GREENVILLE, N.C. (WNCT) — East Carolina University is a huge part of Greenville culture. A professor in religious studies who founded the program has made a big impact in many ways in the academic and political communities.
“I came to East Carolina [University] in 1985, I’m one of those professors who came for a year or two and ended up staying forever,” said Calvin Mercer, a Pitt County native.
Mercer has been a professor of religious studies at ECU since. The religious studies program holds an annual distinguished lecture on religion and culture each fall. Everyone is welcome to attend and listen to the multiple special guests speak.
“We have a diverse faculty and, particularly in our religion majors, we have diversity,” Mercer said. “Some students are students of faith and some are not. Our courses are useful, I think, to all students. They apply them to their own situation.”
When it comes to the hard parts of teaching religion, Mercer has had a lot of experience assisting his students.
“One of the great pleasures of my teaching religion at ECU through the years has been to work with students who are examining their own religious faith and kind of looking at that and grappling with it, learning more about the history of their scriptures, and working with them as they work through sometimes, I call it a crisis of faith,” Mercer said.
Mercer said he still seems to very much enjoy his chosen path in life.
“I grew up in a conservative Protestant church, so I understand where students are coming from,” Mercer said. “To give them the opportunity to explore their religious pilgrimage has been one of the great honors and privileges of my work at ECU.”
Mercer has published nine books, 30 scientific articles and a children’s book.
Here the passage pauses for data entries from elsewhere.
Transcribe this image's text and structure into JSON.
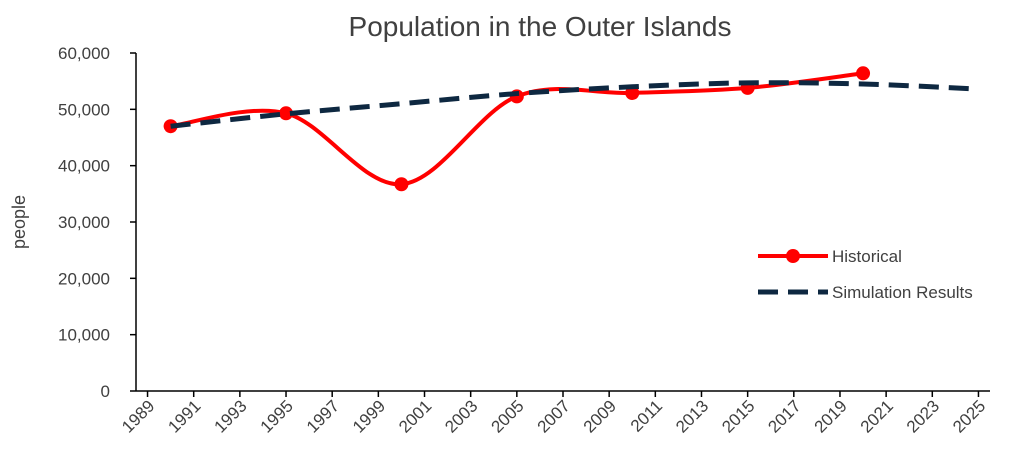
{
  "chart_data": {
    "type": "line",
    "title": "Population in the Outer Islands",
    "ylabel": "people",
    "xlim": [
      1988.5,
      2025.5
    ],
    "xticks": [
      1989,
      1991,
      1993,
      1995,
      1997,
      1999,
      2001,
      2003,
      2005,
      2007,
      2009,
      2011,
      2013,
      2015,
      2017,
      2019,
      2021,
      2023,
      2025
    ],
    "ylim": [
      0,
      60000
    ],
    "yticks": [
      0,
      {
        "value": 10000,
        "label": "10,000"
      },
      {
        "value": 20000,
        "label": "20,000"
      },
      {
        "value": 30000,
        "label": "30,000"
      },
      {
        "value": 40000,
        "label": "40,000"
      },
      {
        "value": 50000,
        "label": "50,000"
      },
      {
        "value": 60000,
        "label": "60,000"
      }
    ],
    "grid": false,
    "legend": "right",
    "series": [
      {
        "name": "Historical",
        "color": "#ff0000",
        "style": "solid",
        "markers": true,
        "smooth": true,
        "x": [
          1990,
          1995,
          2000,
          2005,
          2010,
          2015,
          2020
        ],
        "values": [
          47000,
          49300,
          36700,
          52300,
          52900,
          53800,
          56400
        ]
      },
      {
        "name": "Simulation Results",
        "color": "#0e2841",
        "style": "dashed",
        "markers": false,
        "smooth": true,
        "x": [
          1990,
          1995,
          2000,
          2005,
          2010,
          2015,
          2020,
          2025
        ],
        "values": [
          47000,
          49200,
          51000,
          52800,
          54000,
          54700,
          54500,
          53600
        ]
      }
    ]
  }
}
Some of his work is on a special type of research.
“Are you ready for this?” Mercer said with a smile. “The religious and social implications of radical human enhancement technology. By that I mean, radical enhancement of physically, cognitively, affectively, emotionally, even morally and spiritually enhancement using breakthrough therapies and technologies like genetic engineering, robotic, and artificial intelligence.
“If we don’t think through these things they will take us by surprise.”
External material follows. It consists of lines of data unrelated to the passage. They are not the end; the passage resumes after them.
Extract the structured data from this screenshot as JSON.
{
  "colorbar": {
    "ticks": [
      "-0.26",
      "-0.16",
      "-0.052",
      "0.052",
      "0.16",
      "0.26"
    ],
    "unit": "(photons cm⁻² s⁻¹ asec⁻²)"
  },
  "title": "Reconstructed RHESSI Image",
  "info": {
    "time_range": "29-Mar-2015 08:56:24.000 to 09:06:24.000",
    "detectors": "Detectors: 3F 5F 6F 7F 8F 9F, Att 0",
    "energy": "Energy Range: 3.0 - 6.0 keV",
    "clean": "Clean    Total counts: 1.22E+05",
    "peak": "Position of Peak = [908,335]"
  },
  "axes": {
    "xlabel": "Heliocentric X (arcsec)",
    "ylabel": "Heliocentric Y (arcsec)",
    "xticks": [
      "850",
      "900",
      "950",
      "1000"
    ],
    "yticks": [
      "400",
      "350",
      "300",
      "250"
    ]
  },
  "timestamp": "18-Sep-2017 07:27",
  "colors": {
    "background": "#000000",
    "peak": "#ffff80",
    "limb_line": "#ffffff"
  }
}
Not only does Mercer have a doctorate in religious studies, he also has a degree in psychology and has practiced for over a decade. He worked for 10 years, part-time, in a local psychiatry office doing testing and therapy.
“As a faculty member at ECU, many years ago I started taking a course a semester out of interest in clinical psychology,” Mercer said. “After several years my major professor, Thomas Durham, who is retired now, said ‘You know, Calvin you can actually finish this degree.’ so I did, I finished it.”
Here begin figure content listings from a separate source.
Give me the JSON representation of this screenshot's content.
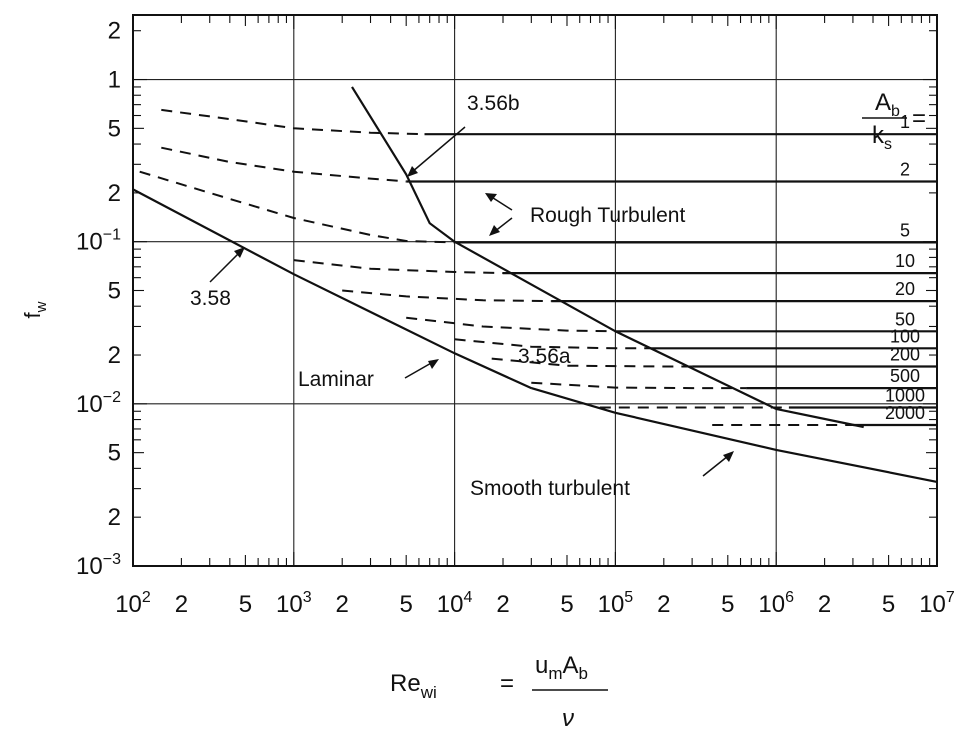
{
  "chart_data": {
    "type": "line",
    "title": "",
    "xscale": "log",
    "yscale": "log",
    "xlim": [
      100,
      10000000
    ],
    "ylim": [
      0.001,
      2.5
    ],
    "grid": true,
    "ylabel": {
      "main": "f",
      "sub": "w"
    },
    "xlabel": {
      "lhs_main": "Re",
      "lhs_sub": "wi",
      "equals": "=",
      "num_main": "u",
      "num_sub1": "m",
      "num_mid": "A",
      "num_sub2": "b",
      "den": "ν"
    },
    "x_ticks": [
      {
        "v": 100,
        "main": "10",
        "sup": "2"
      },
      {
        "v": 200,
        "main": "2",
        "sup": ""
      },
      {
        "v": 500,
        "main": "5",
        "sup": ""
      },
      {
        "v": 1000,
        "main": "10",
        "sup": "3"
      },
      {
        "v": 2000,
        "main": "2",
        "sup": ""
      },
      {
        "v": 5000,
        "main": "5",
        "sup": ""
      },
      {
        "v": 10000,
        "main": "10",
        "sup": "4"
      },
      {
        "v": 20000,
        "main": "2",
        "sup": ""
      },
      {
        "v": 50000,
        "main": "5",
        "sup": ""
      },
      {
        "v": 100000,
        "main": "10",
        "sup": "5"
      },
      {
        "v": 200000,
        "main": "2",
        "sup": ""
      },
      {
        "v": 500000,
        "main": "5",
        "sup": ""
      },
      {
        "v": 1000000,
        "main": "10",
        "sup": "6"
      },
      {
        "v": 2000000,
        "main": "2",
        "sup": ""
      },
      {
        "v": 5000000,
        "main": "5",
        "sup": ""
      },
      {
        "v": 10000000,
        "main": "10",
        "sup": "7"
      }
    ],
    "y_ticks": [
      {
        "v": 2,
        "main": "2",
        "sup": ""
      },
      {
        "v": 1,
        "main": "1",
        "sup": ""
      },
      {
        "v": 0.5,
        "main": "5",
        "sup": ""
      },
      {
        "v": 0.2,
        "main": "2",
        "sup": ""
      },
      {
        "v": 0.1,
        "main": "10",
        "sup": "−1"
      },
      {
        "v": 0.05,
        "main": "5",
        "sup": ""
      },
      {
        "v": 0.02,
        "main": "2",
        "sup": ""
      },
      {
        "v": 0.01,
        "main": "10",
        "sup": "−2"
      },
      {
        "v": 0.005,
        "main": "5",
        "sup": ""
      },
      {
        "v": 0.002,
        "main": "2",
        "sup": ""
      },
      {
        "v": 0.001,
        "main": "10",
        "sup": "−3"
      }
    ],
    "ratio_header": {
      "num_main": "A",
      "num_sub": "b",
      "den_main": "k",
      "den_sub": "s",
      "equals": "="
    },
    "series": [
      {
        "name": "3.58",
        "style": "solid",
        "points": [
          [
            100,
            0.21
          ],
          [
            1000,
            0.063
          ],
          [
            10000,
            0.0205
          ],
          [
            30000,
            0.0125
          ]
        ]
      },
      {
        "name": "3.56b",
        "style": "solid",
        "points": [
          [
            2300,
            0.9
          ],
          [
            5000,
            0.26
          ],
          [
            7000,
            0.13
          ],
          [
            10000,
            0.1
          ]
        ]
      },
      {
        "name": "3.56a",
        "style": "solid",
        "points": [
          [
            10000,
            0.1
          ],
          [
            100000,
            0.028
          ],
          [
            1000000,
            0.0093
          ],
          [
            3500000,
            0.0072
          ]
        ]
      },
      {
        "name": "Smooth turbulent",
        "style": "solid",
        "points": [
          [
            30000,
            0.0125
          ],
          [
            100000,
            0.0088
          ],
          [
            1000000,
            0.0052
          ],
          [
            10000000,
            0.0033
          ]
        ]
      }
    ],
    "rough_curves": [
      {
        "ratio": "1",
        "fw": 0.46,
        "dash": [
          [
            150,
            0.65
          ],
          [
            400,
            0.57
          ],
          [
            1000,
            0.5
          ],
          [
            3000,
            0.47
          ],
          [
            6500,
            0.46
          ]
        ],
        "solid_from": 6500
      },
      {
        "ratio": "2",
        "fw": 0.235,
        "dash": [
          [
            150,
            0.38
          ],
          [
            400,
            0.31
          ],
          [
            1000,
            0.27
          ],
          [
            3000,
            0.245
          ],
          [
            5000,
            0.235
          ]
        ],
        "solid_from": 5000
      },
      {
        "ratio": "5",
        "fw": 0.099,
        "dash": [
          [
            110,
            0.27
          ],
          [
            300,
            0.2
          ],
          [
            1000,
            0.14
          ],
          [
            3000,
            0.11
          ],
          [
            5000,
            0.101
          ],
          [
            10000,
            0.099
          ]
        ],
        "solid_from": 10000
      },
      {
        "ratio": "10",
        "fw": 0.064,
        "dash": [
          [
            1000,
            0.077
          ],
          [
            3000,
            0.068
          ],
          [
            10000,
            0.065
          ],
          [
            20000,
            0.064
          ]
        ],
        "solid_from": 20000
      },
      {
        "ratio": "20",
        "fw": 0.043,
        "dash": [
          [
            2000,
            0.05
          ],
          [
            5000,
            0.046
          ],
          [
            15000,
            0.0435
          ],
          [
            40000,
            0.043
          ]
        ],
        "solid_from": 40000
      },
      {
        "ratio": "50",
        "fw": 0.028,
        "dash": [
          [
            5000,
            0.034
          ],
          [
            15000,
            0.03
          ],
          [
            50000,
            0.0283
          ],
          [
            100000,
            0.028
          ]
        ],
        "solid_from": 100000
      },
      {
        "ratio": "100",
        "fw": 0.022,
        "dash": [
          [
            10000,
            0.025
          ],
          [
            30000,
            0.0225
          ],
          [
            100000,
            0.022
          ],
          [
            170000,
            0.022
          ]
        ],
        "solid_from": 170000
      },
      {
        "ratio": "200",
        "fw": 0.017,
        "dash": [
          [
            17000,
            0.019
          ],
          [
            50000,
            0.0172
          ],
          [
            200000,
            0.017
          ],
          [
            300000,
            0.017
          ]
        ],
        "solid_from": 300000
      },
      {
        "ratio": "500",
        "fw": 0.0125,
        "dash": [
          [
            30000,
            0.0135
          ],
          [
            100000,
            0.0126
          ],
          [
            300000,
            0.0125
          ],
          [
            650000,
            0.0125
          ]
        ],
        "solid_from": 650000
      },
      {
        "ratio": "1000",
        "fw": 0.0095,
        "dash": [
          [
            80000,
            0.0095
          ],
          [
            500000,
            0.0095
          ],
          [
            1200000,
            0.0095
          ]
        ],
        "solid_from": 1200000
      },
      {
        "ratio": "2000",
        "fw": 0.0074,
        "dash": [
          [
            400000,
            0.0074
          ],
          [
            2000000,
            0.0074
          ],
          [
            3000000,
            0.0074
          ]
        ],
        "solid_from": 3000000
      }
    ],
    "annotations": {
      "eq_3_56b": "3.56b",
      "rough_turbulent": "Rough Turbulent",
      "eq_3_58": "3.58",
      "laminar": "Laminar",
      "eq_3_56a": "3.56a",
      "smooth_turbulent": "Smooth turbulent"
    }
  }
}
Mercer holds not one, but two degrees. He also has over a decade of experience in local politics.
“It takes tough skin,” Mercer said. “Greenville is a growing city and in a growing city, development issues are at the heart, zoning, development, land use. I was plunged right in the middle of all of those local controversies.”
Mercer said because of his political background and at the insistence of his friend, he wrote a children’s book titled “There Ought to Be a Law: A Bright Day at the State Capitol.”
When Mercer was asked if he wanted to add anything, he brought up one very important subject.
“I just love my dog. My dog’s name is Shanti which is a Sanskrit word for “peace.” When we got him he was wild … I named him Shanti in the hopes that he would grow into his name, and he has,” Mercer said.